After the tight slot section, there was still a lot of scrambling on loose terrain.
Look out below!
At this point we still didn’t know if we were heading to the arch. Should we have taken the other fork? Were we even in the right canyon? The small and infrequent rock cairns and footprints were mildly encouraging, but the canyon didn’t seem to be going anywhere. After a long scramble up a slope of Kayenta Formation shale and siltstone we crested a ridge together and looked yonder at Brimhall Double Arch!
Capt’n Petey and Captain Jean Luc Picard marveled at the unique double arch formed in the top of the Wingate Sandstone (orange sandstone center of picture) and could clearly see the darker red and white ledges of siltstone and shale in the Kayenta Formation (left and right sides of picture).
After a brief geology discussion with my only willing listeners while Drew ate a Snickers off on a rock far away, we headed back the way we came.

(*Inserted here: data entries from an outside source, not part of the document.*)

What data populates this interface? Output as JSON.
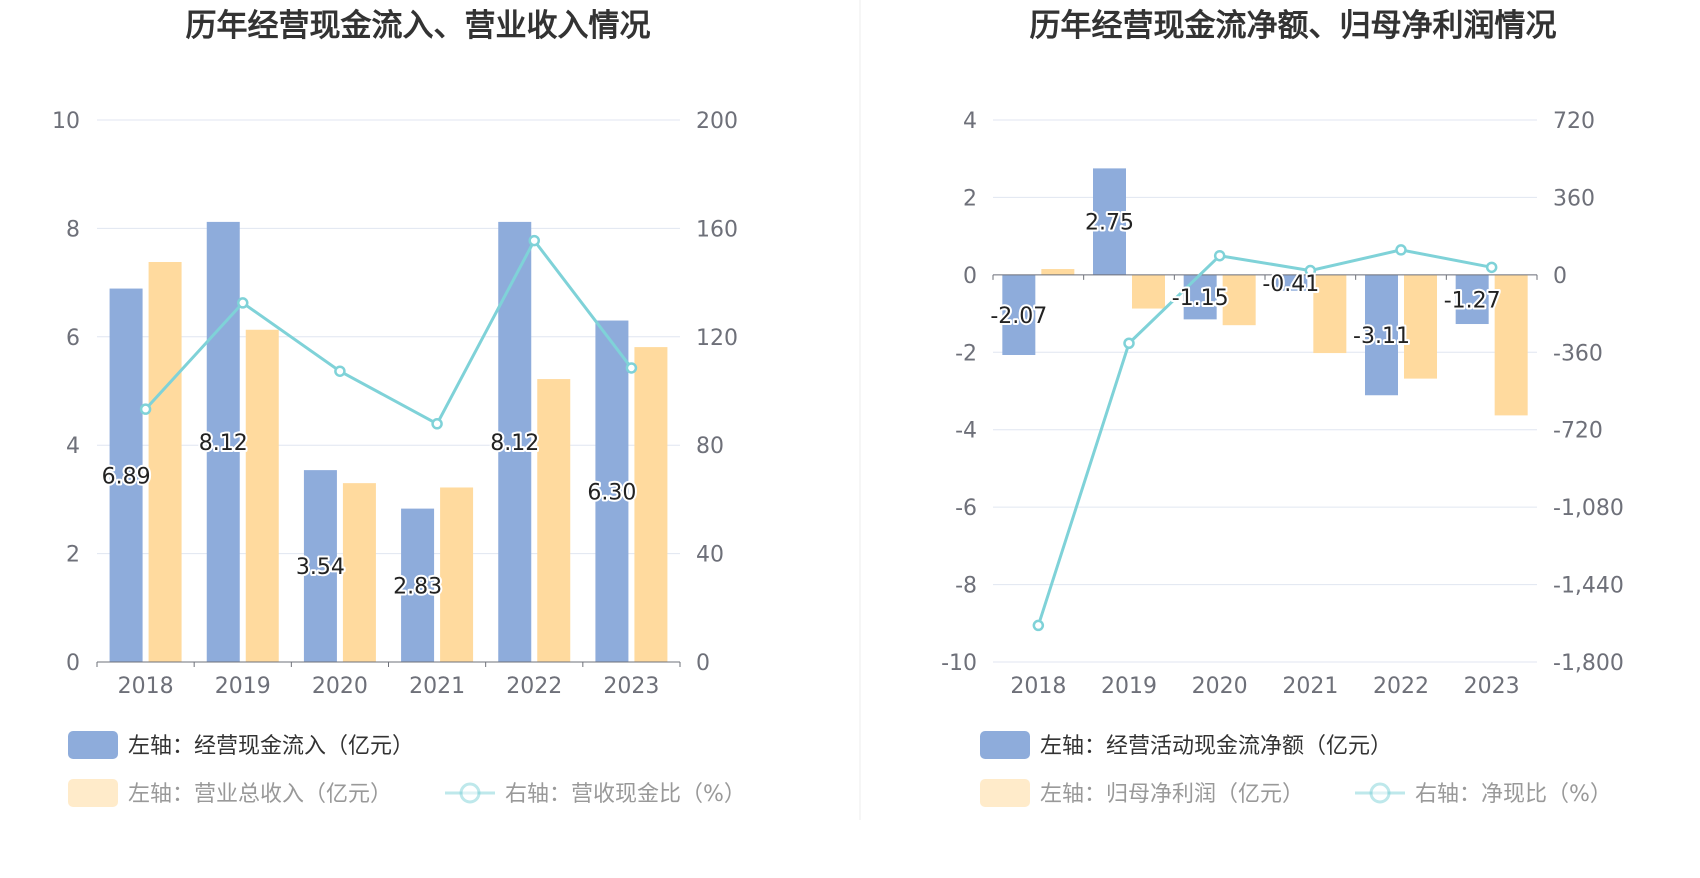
{
  "chart_data": [
    {
      "type": "bar",
      "title": "历年经营现金流入、营业收入情况",
      "categories": [
        "2018",
        "2019",
        "2020",
        "2021",
        "2022",
        "2023"
      ],
      "ylim_left": [
        0,
        10
      ],
      "yticks_left": [
        "0",
        "2",
        "4",
        "6",
        "8",
        "10"
      ],
      "ylim_right": [
        0,
        200
      ],
      "yticks_right": [
        "0",
        "40",
        "80",
        "120",
        "160",
        "200"
      ],
      "grid": true,
      "legend_position": "bottom-left",
      "series": [
        {
          "name": "左轴：经营现金流入（亿元）",
          "kind": "bar",
          "axis": "left",
          "color": "#8eacdb",
          "values": [
            6.89,
            8.12,
            3.54,
            2.83,
            8.12,
            6.3
          ],
          "labels": [
            "6.89",
            "8.12",
            "3.54",
            "2.83",
            "8.12",
            "6.30"
          ]
        },
        {
          "name": "左轴：营业总收入（亿元）",
          "kind": "bar",
          "axis": "left",
          "color": "#ffda9e",
          "values": [
            7.38,
            6.13,
            3.3,
            3.22,
            5.22,
            5.81
          ]
        },
        {
          "name": "右轴：营收现金比（%）",
          "kind": "line",
          "axis": "right",
          "color": "#7fd2d8",
          "values": [
            93.3,
            132.5,
            107.3,
            87.9,
            155.5,
            108.5
          ]
        }
      ]
    },
    {
      "type": "bar",
      "title": "历年经营现金流净额、归母净利润情况",
      "categories": [
        "2018",
        "2019",
        "2020",
        "2021",
        "2022",
        "2023"
      ],
      "ylim_left": [
        -10,
        4
      ],
      "yticks_left": [
        "-10",
        "-8",
        "-6",
        "-4",
        "-2",
        "0",
        "2",
        "4"
      ],
      "ylim_right": [
        -1800,
        720
      ],
      "yticks_right": [
        "-1,800",
        "-1,440",
        "-1,080",
        "-720",
        "-360",
        "0",
        "360",
        "720"
      ],
      "grid": true,
      "legend_position": "bottom-left",
      "series": [
        {
          "name": "左轴：经营活动现金流净额（亿元）",
          "kind": "bar",
          "axis": "left",
          "color": "#8eacdb",
          "values": [
            -2.07,
            2.75,
            -1.15,
            -0.41,
            -3.11,
            -1.27
          ],
          "labels": [
            "-2.07",
            "2.75",
            "-1.15",
            "-0.41",
            "-3.11",
            "-1.27"
          ]
        },
        {
          "name": "左轴：归母净利润（亿元）",
          "kind": "bar",
          "axis": "left",
          "color": "#ffda9e",
          "values": [
            0.15,
            -0.87,
            -1.3,
            -2.02,
            -2.68,
            -3.63
          ]
        },
        {
          "name": "右轴：净现比（%）",
          "kind": "line",
          "axis": "right",
          "color": "#7fd2d8",
          "values": [
            -1630,
            -318,
            89,
            20,
            116,
            35
          ]
        }
      ]
    }
  ]
}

Back down the way we came.
Can you spot the tiny frog in the center of this photo?
The rest of the hike was uneventful except that we got more unobstructed views,
as we climbed out of the valley.
Back at the van, we made a pot of cowboy coffee for our long drive ahead of us and hit the road. Three miles of rough dirt road back to the Burr Trail, now paved again.

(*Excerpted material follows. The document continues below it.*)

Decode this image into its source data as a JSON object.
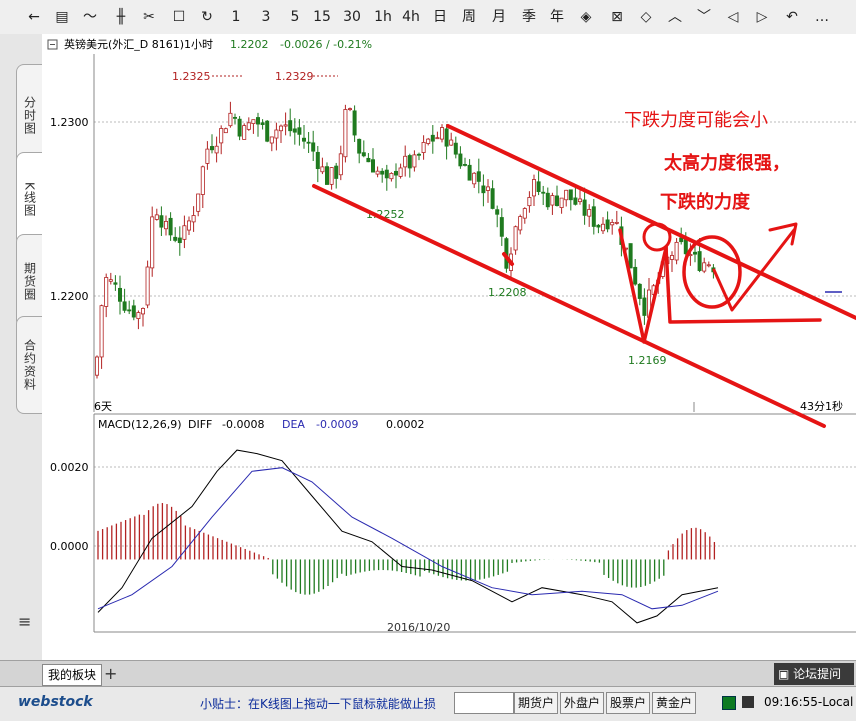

Burr Trail Road heading toward the very upper reaches of Lake Powell, barely visible as a blue patch in the center of the photo.
Our plan had been to take the ferry across Lake Powell at Hall’s Crossing, but it is down for repairs until May 16, so we had to go around through Bullfrog/Ticabo.
A rude welcome back to “civilization” – rows of houseboats in dry storage at Ticabo. Gas was $3.19 per gallon, as compared to $2.90 in Blanding 100 miles away. Although I find motor boating on Lake Powell a waste of vacation time, I am pleased others flock to the reservoir and stay out of my backcountry.
About a hundred miles of this type of open country…
…brought us to Natural Bridges National Monument home of three large natural bridges formed in the Cedar Mesa Sandstone.
Since it was late in the day and the campground was full, (meaning we would have to drive on farther to find a camp spot for the night) we just did the auto loop and took pictures from the overlooks. Not the experience I had hoped for since last time I was here nearly 20 years ago, I didn’t have time to hike down to the bridges either, but hiking remote and challenging Brimhall Arch was so much more exciting than the hikes in the monument would have been anyway, so I still win.
We earned another win by stopping to camp in Comb Wash.
Comb Ridge is an 80-mile long exposed monocline.
Another spectacular campsite, this one in the shadows of Comb Ridge and only a half mile off the highway, but still so much more peaceful than an RV park.
The campsite was surrounded by some of the largest Cottonwood trees I had ever seen.
The trees provided some privacy for a chilly but much needed solar shower.
Clean and dry, we enjoyed our last night off the grid with cocktails and delicious-‘cause-we-were-hungry veggie chili from a can. Tomorrow we would head for Cortez, Colorado to meet friends for a mountain bike race. The last few days of this this vacation were soul soothing, sole pounding, and
so amazing. A fitting “Lucy’s 20th Anniversary of Living in Utah” Tour of of Wild Southern Utah.
Reference:
Morris, T.H., Manning, V.W., Ritter, Scott M., 2010, Geology of Capitol Reef National Park, Utah,
in Geology of Utah's Parks and Monuments; Sprinkle, D.A., Chidsey, T. C., and Anderson, P.B, editors.